Real Estate News
CoreLogic reported that national home price growth slowed to just 2% year over year in April, but gains (and losses) varied locally.
- While home prices have seen limited growth recent months, CoreLogic researchers predict they’ll return to 4% later this year.
- Miami was by far the biggest winner, with home values up by more than 13% annually.
- While Florida has fared well over the past few years, several metros in the state were categorized as being at-risk for price declines.
Like “The Little Engine that Could,” the housing market is slowly pushing forward in spite of the forces working against it, and may even start to gain momentum later this year.
According to CoreLogic, home values continue to appreciate, though very modestly. The company has updated its proprietary Home Price Index for the month of April and reported that national single-family home price growth was up just 2% year-over-year — the lowest level since 2012 — and 1.2% month-over-month.
While any increase is likely to be welcomed by existing homeowners, CoreLogic researchers noted that April’s increase is the sixth straight month of single-digit gains. And it’s certainly a far cry from the nearly 20% annual home price appreciation that CoreLogic recorded in the spring of 2022.
Growth could pick up by the end of the year
Among the factors suppressing home price appreciation, as many experts have noted in recent months, are elevated borrowing costs and low inventory levels, said CoreLogic Chief Economist Selma Hepp. And if the Fed isn’t done with rate hikes, the short-term outlook on the market could be more of the same.
“The recent surge in mortgage rates and continued inflation issues suggest that rates may remain elevated, leading home price appreciation to possibly relax this summer and return to average seasonal gains later in 2023,” she said.
Despite the lackluster spring, Hepp suggested that annual home price appreciation could push its way back up toward the historical norm of around 4% later this year. By next April, CoreLogic predicts that annual home price appreciation could be upwards of 4.6%. Other economists are split on where home prices may land in the coming months.

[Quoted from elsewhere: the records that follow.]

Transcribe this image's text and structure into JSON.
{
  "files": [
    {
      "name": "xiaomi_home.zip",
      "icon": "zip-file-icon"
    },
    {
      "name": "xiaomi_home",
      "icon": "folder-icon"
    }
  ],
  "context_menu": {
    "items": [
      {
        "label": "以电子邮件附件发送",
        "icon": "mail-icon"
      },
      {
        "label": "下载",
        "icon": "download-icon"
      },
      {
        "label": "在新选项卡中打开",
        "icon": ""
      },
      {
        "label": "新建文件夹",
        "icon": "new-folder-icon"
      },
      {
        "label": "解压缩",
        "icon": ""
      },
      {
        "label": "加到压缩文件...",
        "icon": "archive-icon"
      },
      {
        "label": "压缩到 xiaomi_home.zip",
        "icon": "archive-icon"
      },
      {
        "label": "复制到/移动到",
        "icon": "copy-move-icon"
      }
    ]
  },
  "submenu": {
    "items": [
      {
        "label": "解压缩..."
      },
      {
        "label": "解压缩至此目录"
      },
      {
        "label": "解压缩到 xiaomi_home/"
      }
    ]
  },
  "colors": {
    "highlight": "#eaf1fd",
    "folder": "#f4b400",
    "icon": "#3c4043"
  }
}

Where home prices are up (and down) the most
While prices are up just 2% nationally, local markets vary significantly. Miami posted the biggest gains at 13.2% year over year. Atlanta was a distant second with a 4.8% annual gain, and Houston came in close behind at 4.5%.
The trend is consistent with other data pointing to the South and Southeast as popular destinations for out-of-state buyers and for those trading up.
Markets that have not fared as well include Las Vegas, where home prices are down 4.1%; Phoenix, which recorded a 3.7% drop; and Denver, which saw home prices slide 2.8% in a year. All three markets were some of the hottest places for buyers during the pandemic, which led to huge demand and rapid appreciation between 2020 and early 2022.
CoreLogic also noted there are a handful of markets that are still at risk of home price declines in the next year: Lakeland, Florida; Provo, Utah; Sarasota, Florida; Cape Coral-Fort Myers, Florida; and Port St. Lucie, Florida.
Although Florida has been a hot spot for buyers in recent years, the state is currently experiencing an affordability crisis and a home insurance crisis, which could push some buyers to the sidelines and convince some homeowners to retire elsewhere.